Food & Dining Budget
Food is flexible, which is good news for your wallet. In-park restaurants and cafeterias charge about $15 to $25 per person per meal. Sit-down lodge dining costs more, while grab-and-go delis cost less. Three meals a day for a family adds up quickly.
The easy fix is to cook some meals yourself. Pack a cooler, grab groceries in a gateway town, and save the restaurants for a treat. Many travelers slash their food and dining expenses nearly in half this way. A picnic by a river beats a crowded cafeteria anyway.
Tours, Activities & Extras
Most of Yellowstone’s best sights are free, which keeps this category friendly. Watching Old Faithful erupt, hiking the boardwalks, and spotting bison cost nothing beyond your entry fee. Still, a few paid experiences are worth the splurge. Guided tours and activities like wildlife safaris, horseback rides, and guided fishing typically run $60 to $300 per person.
These extras are optional, so scale them to your budget. A single guided wildlife tour can be the highlight of the whole trip. For ideas on what’s available, this Yellowstone travel guide is a helpful starting point. Don’t forget small costs like souvenirs and park-store gear, which sneak up on you.
Sample Cost Breakdown: Budget vs. Mid-Range vs. Luxury
Numbers feel real when you see them side by side. Here’s roughly what a 5-day, 4-night Yellowstone trip cost looks like for two people, before flights.
| Expense | Budget | Mid-Range | Luxury |
|---|---|---|---|
| Lodging (4 nights) | $400 (camping) | $900 (gateway hotel) | $2,000 (in-park lodge) |
| Food | $250 | $500 | $900 |
| Gas & transport | $280 | $350 | $450 |
| Entry & passes | $35 | $80 | $80 |
| Tours & extras | $0 | $200 | $600 |
| Total | ~$965 | ~$2,030 | ~$4,030 |
A thrifty couple can pull off the trip for under $1,000. A family wanting comfort should plan for $2,800 to $3,500, since your Yellowstone family trip cost rises with every extra traveler. See how this compares to a Hawaii trip budget for a coastal alternative.
Money-Saving Tips for Your Yellowstone Trip
A little planning goes a long way. Visit in May or September, cook your own meals, and camp or split your stay between gateway towns. These three moves can shave hundreds off your Yellowstone trip cost. Booking lodging three to six months out also locks in better rates before peak season hits.
If you’re traveling with kids, smart timing matters even more. For broader inspiration, browse our roundup of budget-friendly family vacations across the U.S. Small choices compound into real savings.

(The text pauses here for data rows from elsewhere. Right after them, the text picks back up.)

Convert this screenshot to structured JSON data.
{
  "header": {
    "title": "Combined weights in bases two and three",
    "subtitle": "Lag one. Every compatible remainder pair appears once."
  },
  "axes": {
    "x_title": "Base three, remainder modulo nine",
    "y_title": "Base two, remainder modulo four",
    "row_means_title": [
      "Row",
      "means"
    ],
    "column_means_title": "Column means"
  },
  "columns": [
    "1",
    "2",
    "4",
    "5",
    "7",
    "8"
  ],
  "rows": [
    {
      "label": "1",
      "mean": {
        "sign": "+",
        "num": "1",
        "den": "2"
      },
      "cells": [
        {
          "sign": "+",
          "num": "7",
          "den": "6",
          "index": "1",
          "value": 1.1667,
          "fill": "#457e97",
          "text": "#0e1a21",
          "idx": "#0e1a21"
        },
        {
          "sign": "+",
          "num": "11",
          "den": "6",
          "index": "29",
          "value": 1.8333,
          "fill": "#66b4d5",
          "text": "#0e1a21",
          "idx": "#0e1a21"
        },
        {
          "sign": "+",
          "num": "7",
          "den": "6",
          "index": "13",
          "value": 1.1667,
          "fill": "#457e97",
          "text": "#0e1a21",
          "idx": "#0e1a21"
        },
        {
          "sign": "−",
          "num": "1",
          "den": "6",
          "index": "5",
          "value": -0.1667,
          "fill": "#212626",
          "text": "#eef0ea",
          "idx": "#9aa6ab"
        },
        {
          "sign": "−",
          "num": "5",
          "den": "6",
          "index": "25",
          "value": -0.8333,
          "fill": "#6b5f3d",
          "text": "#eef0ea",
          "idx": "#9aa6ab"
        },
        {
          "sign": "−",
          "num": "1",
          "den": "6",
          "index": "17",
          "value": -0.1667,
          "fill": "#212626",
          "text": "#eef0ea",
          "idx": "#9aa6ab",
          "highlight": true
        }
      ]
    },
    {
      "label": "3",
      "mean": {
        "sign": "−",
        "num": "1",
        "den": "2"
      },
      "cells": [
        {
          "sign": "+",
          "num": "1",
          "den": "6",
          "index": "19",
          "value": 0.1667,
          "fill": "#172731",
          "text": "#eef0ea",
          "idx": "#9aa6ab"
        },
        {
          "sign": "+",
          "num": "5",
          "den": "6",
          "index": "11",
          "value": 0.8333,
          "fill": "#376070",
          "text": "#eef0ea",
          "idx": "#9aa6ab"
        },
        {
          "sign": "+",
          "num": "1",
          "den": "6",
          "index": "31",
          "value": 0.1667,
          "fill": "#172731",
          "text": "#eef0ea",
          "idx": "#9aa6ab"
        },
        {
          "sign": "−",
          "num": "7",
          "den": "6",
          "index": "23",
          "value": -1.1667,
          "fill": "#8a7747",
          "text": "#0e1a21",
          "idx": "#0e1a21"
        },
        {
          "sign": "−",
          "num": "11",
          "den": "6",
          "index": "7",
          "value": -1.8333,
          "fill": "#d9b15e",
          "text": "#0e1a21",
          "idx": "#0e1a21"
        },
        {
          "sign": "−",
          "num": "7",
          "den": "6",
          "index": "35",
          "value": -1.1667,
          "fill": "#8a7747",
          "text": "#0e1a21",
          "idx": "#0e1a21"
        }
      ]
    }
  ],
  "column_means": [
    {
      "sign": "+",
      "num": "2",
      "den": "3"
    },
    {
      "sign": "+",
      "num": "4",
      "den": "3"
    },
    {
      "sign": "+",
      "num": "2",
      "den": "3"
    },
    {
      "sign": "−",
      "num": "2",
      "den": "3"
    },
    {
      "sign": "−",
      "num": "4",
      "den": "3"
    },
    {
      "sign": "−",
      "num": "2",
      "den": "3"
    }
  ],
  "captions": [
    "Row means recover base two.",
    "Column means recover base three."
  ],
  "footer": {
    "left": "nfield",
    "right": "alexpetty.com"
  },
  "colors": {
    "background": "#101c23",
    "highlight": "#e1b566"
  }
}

Frequently Asked Questions
Is a trip to Yellowstone expensive?
It can be, but it doesn’t have to be. Camping couples spend under $1,000, while lodge-staying families can top $4,000. Your choices control most of the total.

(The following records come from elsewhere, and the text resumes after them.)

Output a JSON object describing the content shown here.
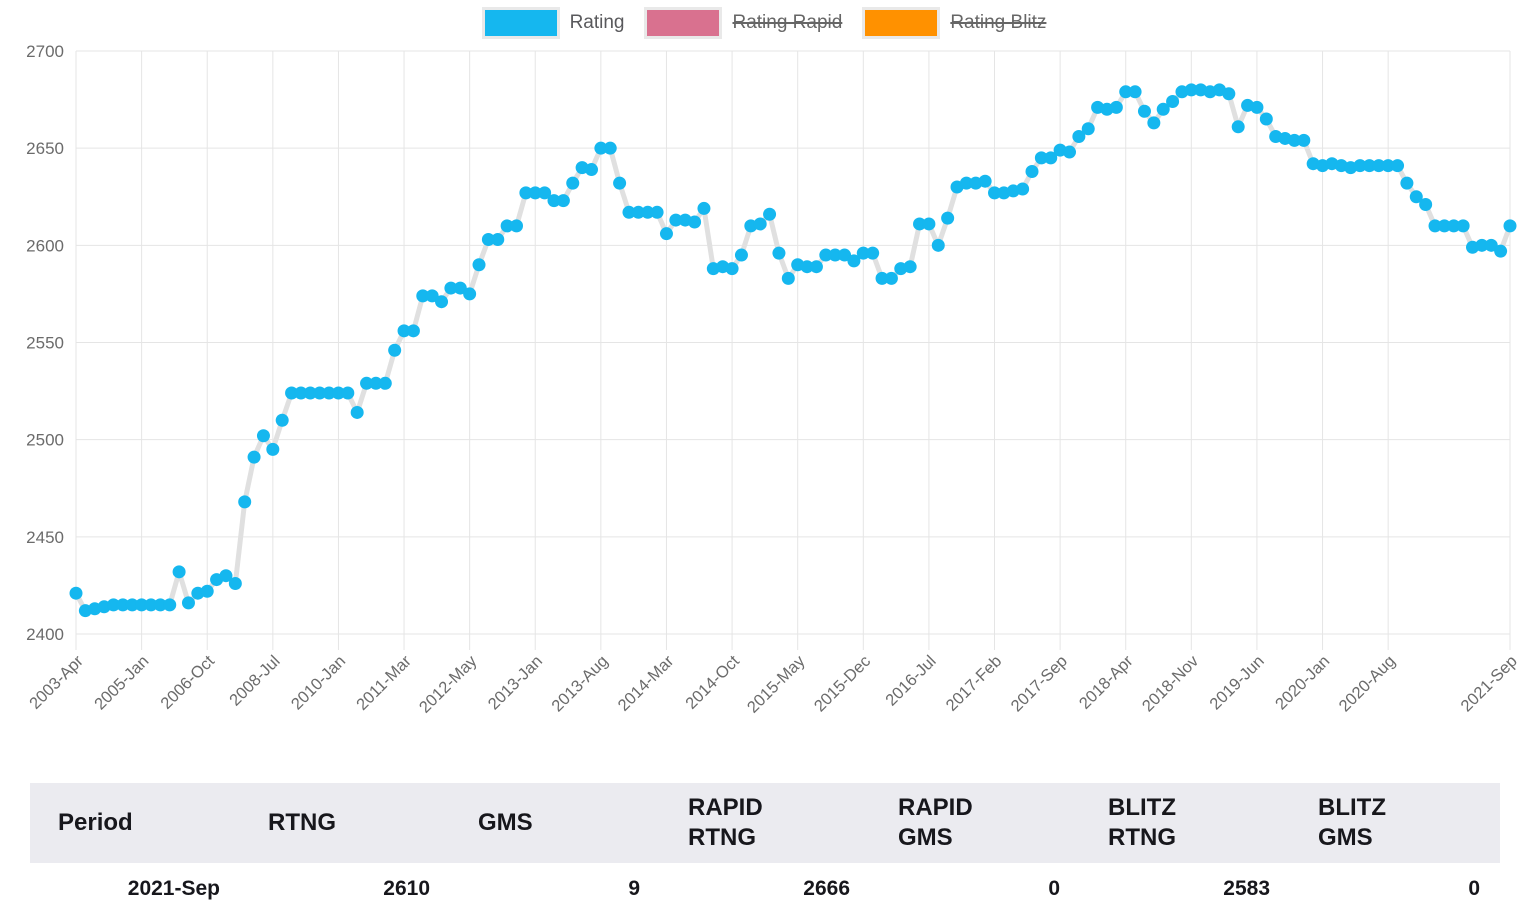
{
  "legend": {
    "items": [
      {
        "label": "Rating",
        "color": "#15b7ef",
        "active": true
      },
      {
        "label": "Rating Rapid",
        "color": "#d9718f",
        "active": false
      },
      {
        "label": "Rating Blitz",
        "color": "#ff9100",
        "active": false
      }
    ]
  },
  "chart_data": {
    "type": "line",
    "title": "",
    "xlabel": "",
    "ylabel": "",
    "ylim": [
      2400,
      2700
    ],
    "y_ticks": [
      2400,
      2450,
      2500,
      2550,
      2600,
      2650,
      2700
    ],
    "grid": true,
    "line_color": "#e0e0e0",
    "grid_color": "#e5e5e5",
    "axis_label_color": "#6b6b6b",
    "legend_position": "top",
    "series": [
      {
        "name": "Rating",
        "color": "#15b7ef",
        "values": [
          2421,
          2412,
          2413,
          2414,
          2415,
          2415,
          2415,
          2415,
          2415,
          2415,
          2415,
          2432,
          2416,
          2421,
          2422,
          2428,
          2430,
          2426,
          2468,
          2491,
          2502,
          2495,
          2510,
          2524,
          2524,
          2524,
          2524,
          2524,
          2524,
          2524,
          2514,
          2529,
          2529,
          2529,
          2546,
          2556,
          2556,
          2574,
          2574,
          2571,
          2578,
          2578,
          2575,
          2590,
          2603,
          2603,
          2610,
          2610,
          2627,
          2627,
          2627,
          2623,
          2623,
          2632,
          2640,
          2639,
          2650,
          2650,
          2632,
          2617,
          2617,
          2617,
          2617,
          2606,
          2613,
          2613,
          2612,
          2619,
          2588,
          2589,
          2588,
          2595,
          2610,
          2611,
          2616,
          2596,
          2583,
          2590,
          2589,
          2589,
          2595,
          2595,
          2595,
          2592,
          2596,
          2596,
          2583,
          2583,
          2588,
          2589,
          2611,
          2611,
          2600,
          2614,
          2630,
          2632,
          2632,
          2633,
          2627,
          2627,
          2628,
          2629,
          2638,
          2645,
          2645,
          2649,
          2648,
          2656,
          2660,
          2671,
          2670,
          2671,
          2679,
          2679,
          2669,
          2663,
          2670,
          2674,
          2679,
          2680,
          2680,
          2679,
          2680,
          2678,
          2661,
          2672,
          2671,
          2665,
          2656,
          2655,
          2654,
          2654,
          2642,
          2641,
          2642,
          2641,
          2640,
          2641,
          2641,
          2641,
          2641,
          2641,
          2632,
          2625,
          2621,
          2610,
          2610,
          2610,
          2610,
          2599,
          2600,
          2600,
          2597,
          2610
        ]
      }
    ],
    "x_tick_labels": [
      {
        "index": 0,
        "label": "2003-Apr"
      },
      {
        "index": 7,
        "label": "2005-Jan"
      },
      {
        "index": 14,
        "label": "2006-Oct"
      },
      {
        "index": 21,
        "label": "2008-Jul"
      },
      {
        "index": 28,
        "label": "2010-Jan"
      },
      {
        "index": 35,
        "label": "2011-Mar"
      },
      {
        "index": 42,
        "label": "2012-May"
      },
      {
        "index": 49,
        "label": "2013-Jan"
      },
      {
        "index": 56,
        "label": "2013-Aug"
      },
      {
        "index": 63,
        "label": "2014-Mar"
      },
      {
        "index": 70,
        "label": "2014-Oct"
      },
      {
        "index": 77,
        "label": "2015-May"
      },
      {
        "index": 84,
        "label": "2015-Dec"
      },
      {
        "index": 91,
        "label": "2016-Jul"
      },
      {
        "index": 98,
        "label": "2017-Feb"
      },
      {
        "index": 105,
        "label": "2017-Sep"
      },
      {
        "index": 112,
        "label": "2018-Apr"
      },
      {
        "index": 119,
        "label": "2018-Nov"
      },
      {
        "index": 126,
        "label": "2019-Jun"
      },
      {
        "index": 133,
        "label": "2020-Jan"
      },
      {
        "index": 140,
        "label": "2020-Aug"
      },
      {
        "index": 153,
        "label": "2021-Sep"
      }
    ]
  },
  "table": {
    "columns": [
      "Period",
      "RTNG",
      "GMS",
      "RAPID\nRTNG",
      "RAPID\nGMS",
      "BLITZ\nRTNG",
      "BLITZ\nGMS"
    ],
    "rows": [
      [
        "2021-Sep",
        "2610",
        "9",
        "2666",
        "0",
        "2583",
        "0"
      ]
    ]
  }
}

How many days do you need?
Plan for three to five days. The park is enormous, and rushing it means missing the best spots.

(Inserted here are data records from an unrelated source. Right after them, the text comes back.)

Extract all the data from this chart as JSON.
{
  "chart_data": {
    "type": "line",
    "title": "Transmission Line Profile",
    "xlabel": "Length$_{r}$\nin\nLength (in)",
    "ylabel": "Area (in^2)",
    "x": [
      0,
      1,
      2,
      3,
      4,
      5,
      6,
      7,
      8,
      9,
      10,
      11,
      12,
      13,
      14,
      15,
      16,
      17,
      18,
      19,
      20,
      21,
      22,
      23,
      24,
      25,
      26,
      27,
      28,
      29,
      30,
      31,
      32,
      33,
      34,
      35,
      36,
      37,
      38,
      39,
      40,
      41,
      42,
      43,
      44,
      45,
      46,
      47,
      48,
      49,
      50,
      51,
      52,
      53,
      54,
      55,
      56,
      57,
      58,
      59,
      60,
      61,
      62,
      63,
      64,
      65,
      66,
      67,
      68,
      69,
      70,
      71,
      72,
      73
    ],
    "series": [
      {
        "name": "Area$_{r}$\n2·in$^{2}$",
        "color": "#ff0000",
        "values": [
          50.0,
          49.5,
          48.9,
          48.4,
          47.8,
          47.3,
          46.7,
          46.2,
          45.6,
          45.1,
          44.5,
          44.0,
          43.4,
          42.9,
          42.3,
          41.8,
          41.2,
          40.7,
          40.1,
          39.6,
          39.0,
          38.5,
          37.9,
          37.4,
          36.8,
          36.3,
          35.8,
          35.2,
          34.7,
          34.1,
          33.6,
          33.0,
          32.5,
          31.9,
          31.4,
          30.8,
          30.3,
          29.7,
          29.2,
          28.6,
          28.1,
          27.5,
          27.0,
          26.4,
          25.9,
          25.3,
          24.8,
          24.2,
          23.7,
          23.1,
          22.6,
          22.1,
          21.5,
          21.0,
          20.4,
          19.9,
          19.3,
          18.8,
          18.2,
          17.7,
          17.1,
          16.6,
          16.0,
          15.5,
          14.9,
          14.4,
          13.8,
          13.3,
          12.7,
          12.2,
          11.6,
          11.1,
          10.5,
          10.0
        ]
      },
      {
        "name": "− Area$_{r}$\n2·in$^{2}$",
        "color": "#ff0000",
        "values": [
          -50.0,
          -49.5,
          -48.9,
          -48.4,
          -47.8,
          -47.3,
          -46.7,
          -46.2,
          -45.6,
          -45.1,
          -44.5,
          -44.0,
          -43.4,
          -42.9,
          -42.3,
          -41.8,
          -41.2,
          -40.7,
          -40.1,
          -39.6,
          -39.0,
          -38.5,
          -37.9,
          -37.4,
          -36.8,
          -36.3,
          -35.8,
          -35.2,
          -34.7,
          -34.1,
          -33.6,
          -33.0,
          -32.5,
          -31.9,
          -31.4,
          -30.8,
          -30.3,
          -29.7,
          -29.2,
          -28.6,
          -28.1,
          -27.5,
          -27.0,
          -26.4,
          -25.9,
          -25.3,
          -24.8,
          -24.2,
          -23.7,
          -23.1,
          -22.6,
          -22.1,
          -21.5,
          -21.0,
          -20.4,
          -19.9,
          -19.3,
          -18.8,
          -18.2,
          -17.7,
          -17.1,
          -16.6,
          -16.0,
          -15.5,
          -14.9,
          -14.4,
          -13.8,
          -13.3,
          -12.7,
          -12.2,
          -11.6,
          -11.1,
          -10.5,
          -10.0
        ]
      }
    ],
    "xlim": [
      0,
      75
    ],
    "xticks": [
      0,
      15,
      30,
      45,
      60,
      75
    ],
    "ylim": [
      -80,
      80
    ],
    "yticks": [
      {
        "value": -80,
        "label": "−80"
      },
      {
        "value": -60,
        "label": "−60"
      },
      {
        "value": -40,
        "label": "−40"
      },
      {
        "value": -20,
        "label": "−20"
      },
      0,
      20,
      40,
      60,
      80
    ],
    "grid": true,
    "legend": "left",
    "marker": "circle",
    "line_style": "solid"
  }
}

When is the cheapest time to visit?
Shoulder season, meaning May and late September, brings lower prices and thinner crowds. Winter is cheap too, but it limits access.
Conclusion
So what’s the real Yellowstone trip cost? For most travelers, plan on $1,000 to $4,000, depending on lodging, season, and group size. The park itself is a bargain at $35 a vehicle, and everything else comes down to choices you control. Start your travel itinerary planning early, lock in lodging, and pick a season that fits your wallet. Then go watch a geyser erupt. Use the breakdowns above to build your own Yellowstone budget today.